A FORMER senior surgeon at the SWAH has made an impassioned appeal to the Western Trust to commit to restoring emergency general surgery (EGS) at the hospital, stating he has no doubt patients here will die if the service is lost.
Essam Gharreb was a consultant general surgeon at the Erne Hospital and the SWAH for 28 years, leaving only four years ago. He was also the director of surgery at the former Sperrin Lakeland Trust.
Speaking to the Herald, Mr Ghareeb, pictured right, said over those decades he saw countless cases where surgery was required urgently, from gunshot and stab wounds, to industrial and farming injuries.
“What we dealt with here, it was the same as the Royal Victoria, but on a smaller scale,” he said. “We dealt with everything that was urgent.”
Noting other hospitals could transfer patients to bigger hospitals because they were simply closer – stressing SWAH was a special case given its isolation – he said that was very often not an option here, with many patients in a condition where they could not wait two or three hours for surgical intervention.

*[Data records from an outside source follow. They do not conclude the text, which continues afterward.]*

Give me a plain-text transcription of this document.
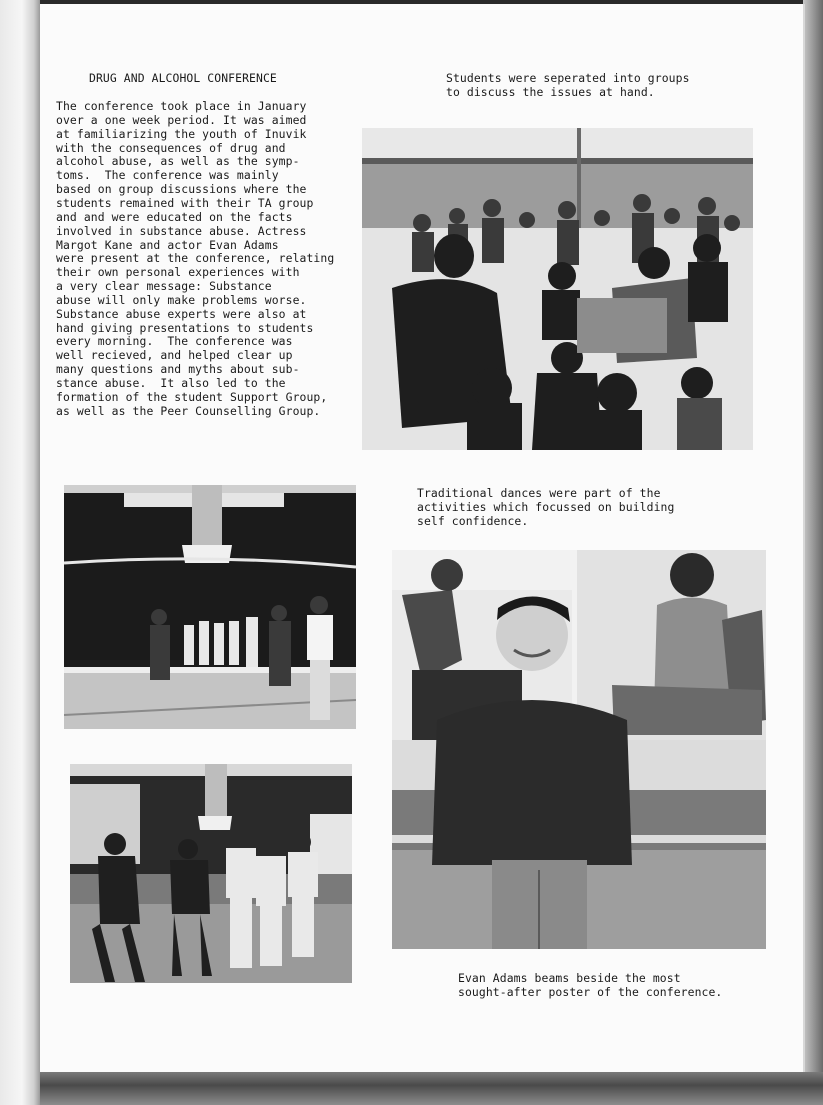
DRUG AND ALCOHOL CONFERENCE
The conference took place in January
over a one week period. It was aimed
at familiarizing the youth of Inuvik
with the consequences of drug and
alcohol abuse, as well as the symp-
toms.  The conference was mainly
based on group discussions where the
students remained with their TA group
and and were educated on the facts
involved in substance abuse. Actress
Margot Kane and actor Evan Adams
were present at the conference, relating
their own personal experiences with
a very clear message: Substance
abuse will only make problems worse.
Substance abuse experts were also at
hand giving presentations to students
every morning.  The conference was
well recieved, and helped clear up
many questions and myths about sub-
stance abuse.  It also led to the
formation of the student Support Group,
as well as the Peer Counselling Group.
Students were seperated into groups
to discuss the issues at hand.
Traditional dances were part of the
activities which focussed on building
self confidence.
Evan Adams beams beside the most
sought-after poster of the conference.
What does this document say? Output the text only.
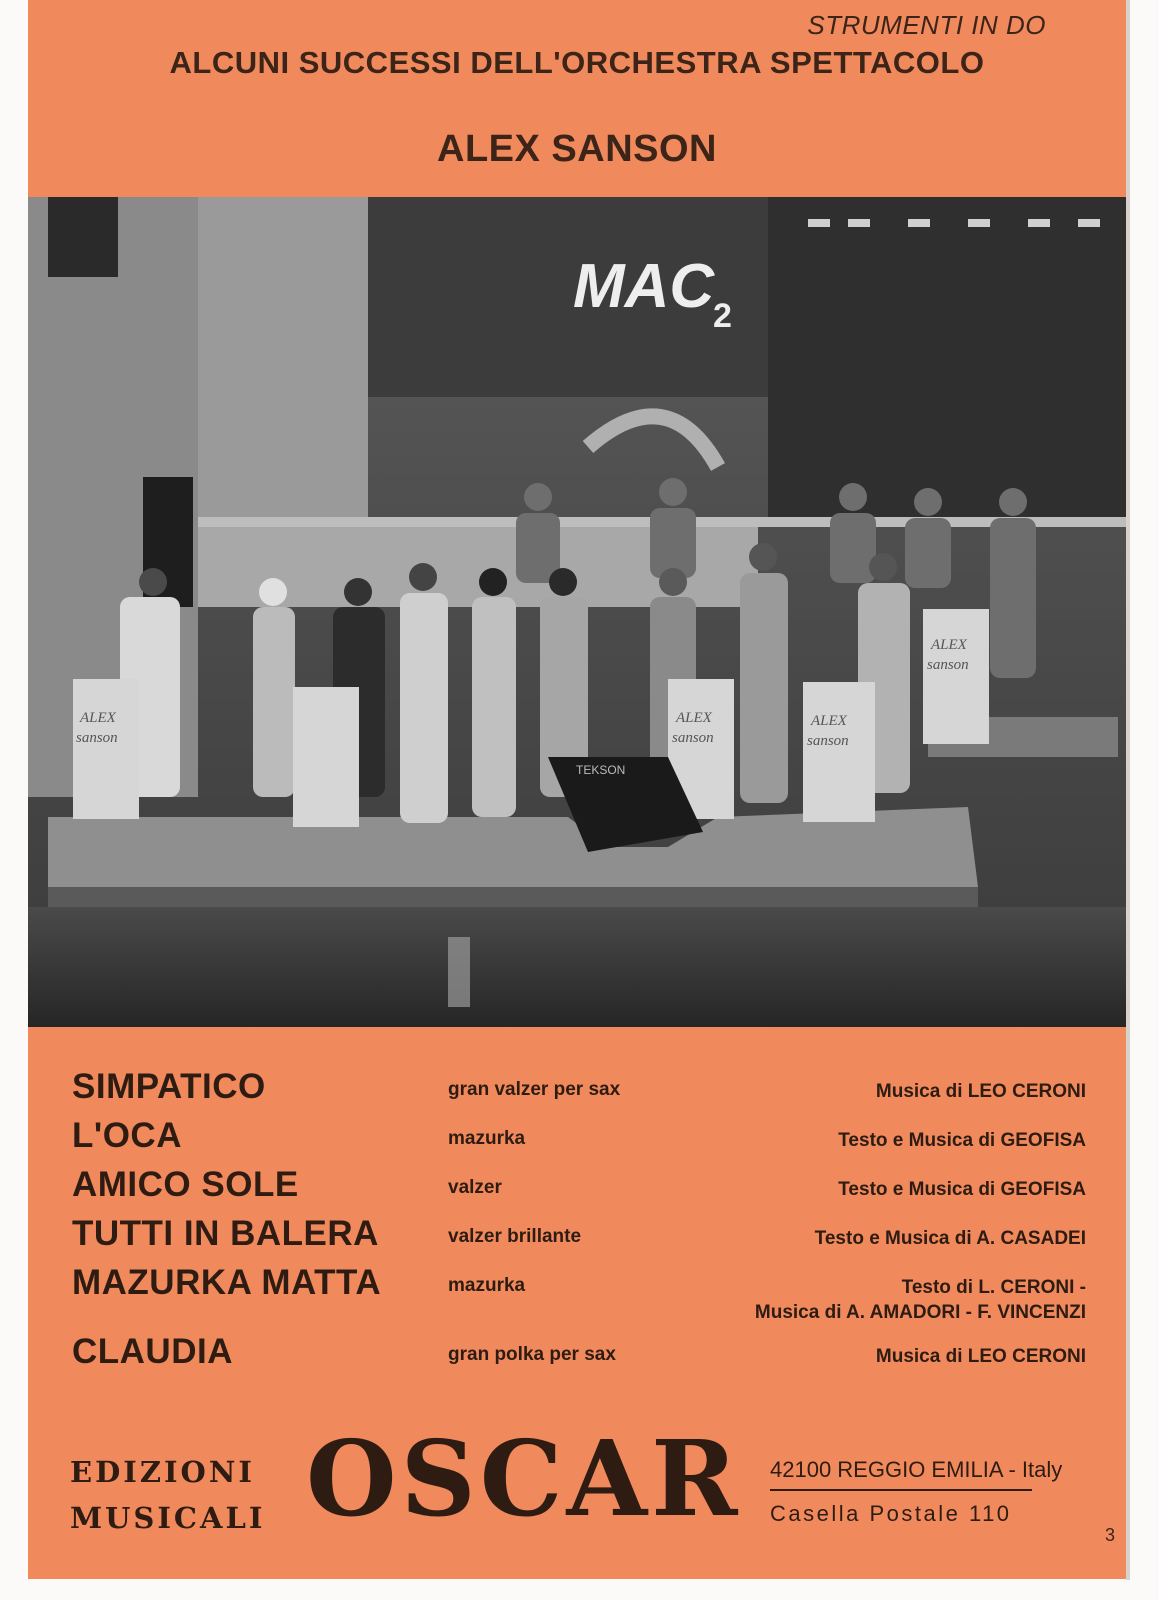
STRUMENTI IN DO
ALCUNI SUCCESSI DELL'ORCHESTRA SPETTACOLO
ALEX SANSON
MAC
2
ALEX
sanson
ALEX
sanson
ALEX
sanson
ALEX
sanson
TEKSON
SIMPATICO	gran valzer per sax	Musica di LEO CERONI
L'OCA	mazurka	Testo e Musica di GEOFISA
AMICO SOLE	valzer	Testo e Musica di GEOFISA
TUTTI IN BALERA	valzer brillante	Testo e Musica di A. CASADEI
MAZURKA MATTA	mazurka	Testo di L. CERONI -
Musica di A. AMADORI - F. VINCENZI
CLAUDIA	gran polka per sax	Musica di LEO CERONI
EDIZIONI
MUSICALI OSCAR 42100 REGGIO EMILIA - Italy
Casella Postale 110
3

“I can give a lot of examples,” he said. “We had patients we had to deal with now, we had to deal with it and stabilise them.

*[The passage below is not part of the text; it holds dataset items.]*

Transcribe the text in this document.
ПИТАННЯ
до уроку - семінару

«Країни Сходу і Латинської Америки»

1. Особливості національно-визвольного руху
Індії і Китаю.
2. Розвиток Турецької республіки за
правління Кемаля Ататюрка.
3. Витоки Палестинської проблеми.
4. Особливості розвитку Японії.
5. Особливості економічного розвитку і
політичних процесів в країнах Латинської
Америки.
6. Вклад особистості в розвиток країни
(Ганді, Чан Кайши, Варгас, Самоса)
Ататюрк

“Stabilising a patient doesn’t mean I stick in a drip and stick them in an ambulance and send them on. If there is bleeding I have to stop it.”
Mr Ghareeb also rejected claims patients had better outcomes if they travelled to larger hospitals for treatment in emergency cases.

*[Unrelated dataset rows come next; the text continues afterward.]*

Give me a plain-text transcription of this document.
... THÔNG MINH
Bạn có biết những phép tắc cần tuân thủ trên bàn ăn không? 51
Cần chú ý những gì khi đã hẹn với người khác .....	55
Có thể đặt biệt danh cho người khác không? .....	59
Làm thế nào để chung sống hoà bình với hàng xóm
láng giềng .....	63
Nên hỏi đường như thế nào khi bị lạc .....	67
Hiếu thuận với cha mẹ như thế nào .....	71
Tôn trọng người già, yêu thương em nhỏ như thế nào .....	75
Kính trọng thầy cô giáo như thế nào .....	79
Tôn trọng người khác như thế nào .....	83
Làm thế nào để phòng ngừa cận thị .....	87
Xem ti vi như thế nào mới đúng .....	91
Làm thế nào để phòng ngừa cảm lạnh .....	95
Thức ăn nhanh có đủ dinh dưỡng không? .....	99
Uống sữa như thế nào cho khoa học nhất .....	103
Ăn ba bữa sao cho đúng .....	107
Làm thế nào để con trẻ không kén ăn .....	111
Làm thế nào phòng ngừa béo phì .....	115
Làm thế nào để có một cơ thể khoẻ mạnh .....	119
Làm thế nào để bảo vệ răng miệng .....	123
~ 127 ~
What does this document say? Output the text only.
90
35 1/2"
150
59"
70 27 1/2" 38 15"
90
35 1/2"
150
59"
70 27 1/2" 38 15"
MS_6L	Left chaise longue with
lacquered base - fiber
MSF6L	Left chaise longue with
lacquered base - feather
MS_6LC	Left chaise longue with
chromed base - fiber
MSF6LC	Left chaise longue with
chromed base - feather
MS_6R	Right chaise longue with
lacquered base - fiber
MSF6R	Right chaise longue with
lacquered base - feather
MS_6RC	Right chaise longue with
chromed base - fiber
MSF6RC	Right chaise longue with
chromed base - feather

Noting ‘golden hour’ may no longer be used as a term in medical circles, he said the principal still applied and the patients remained the same.
“When I get a guy who is hit by a little bit of a drill in his jaw, and he is pumping blood, or the guy who cut his arm in the factory pumping blood, and they put on a tourniquet, it is not effective,” he said.
“They can’t be left for three hours to go somewhere. I had to take those patients to theatre.”
He added, “In my contract, like everyone’s after me, I had to live within half an hour of the hospital, of the acute surgical unit. Why did they ask me to do that? Because I had to be there quickly for that patient. So how come now that is all rubbish?”
When asked if local patients’ lives were at risk without a local EGS service, Mr Ghareeb was definitive.
“From my experience from working in that hospital for 28 years, from all the cases I dealt with, definitely it will cause death and morbidity,” he said.
“This is not only me saying this, this was the view of the people who were discussing it when they were trying to decide whether the hospital should be in Omagh or Enniskillen.
“I was involved heavily in that, as the director of surgery. They said there were about 10,000 people who were going to be very far away from an acute hospital if we put it in Omagh.
“That’s the only reason it came to Fermanagh.”
He pointed out there were now over 83,000 patients who were now too far from emergency surgery.
Mr Ghareeb, who believes the current removal of the service could result in judicial reviewin future, also expressed deep concern about the knock on effect of removing the EGS service from the SWAH.
“They will say they still have A&E, and they still have doctors there.” he said.
“Wait until after they close the surgery for a year, and see if they have any consultant in A&E.
“No consultant will work in a hospital if its A&E really doesn’t have a surgeon.”
Mr Ghareeb added this also applied across other departments, such as paediatrics and obstetrics and gynaecology.
“There is no gynae and obs doctor who will ever do any gynae surgery and open an abdomen knowing he has no consultant surgeon who will help,” he said.
“There is no paediatrician that will stay in a hospital where he knows if he gets a little child diagnosed even with meningitis, who at the same time, gets a bit of belly pain which sometimes comes with it, that he doesn’t have a general surgeon to tell him it’s OK.”
Dr Ghareeb, as a member of the local community, is a supporter of the Save Our Acute Services campaign and it’s call to create a new health Trust to ensure services in the Fermanagh and Omagh area.
However, when asked what could be done in the short term, he said the answer was simple – both the Western Trust and the Department of Health must definitively state they are committed to the restoration of EGS at the SWAH.
“You have to return the acute surgery. There is no doubt about that,” he said.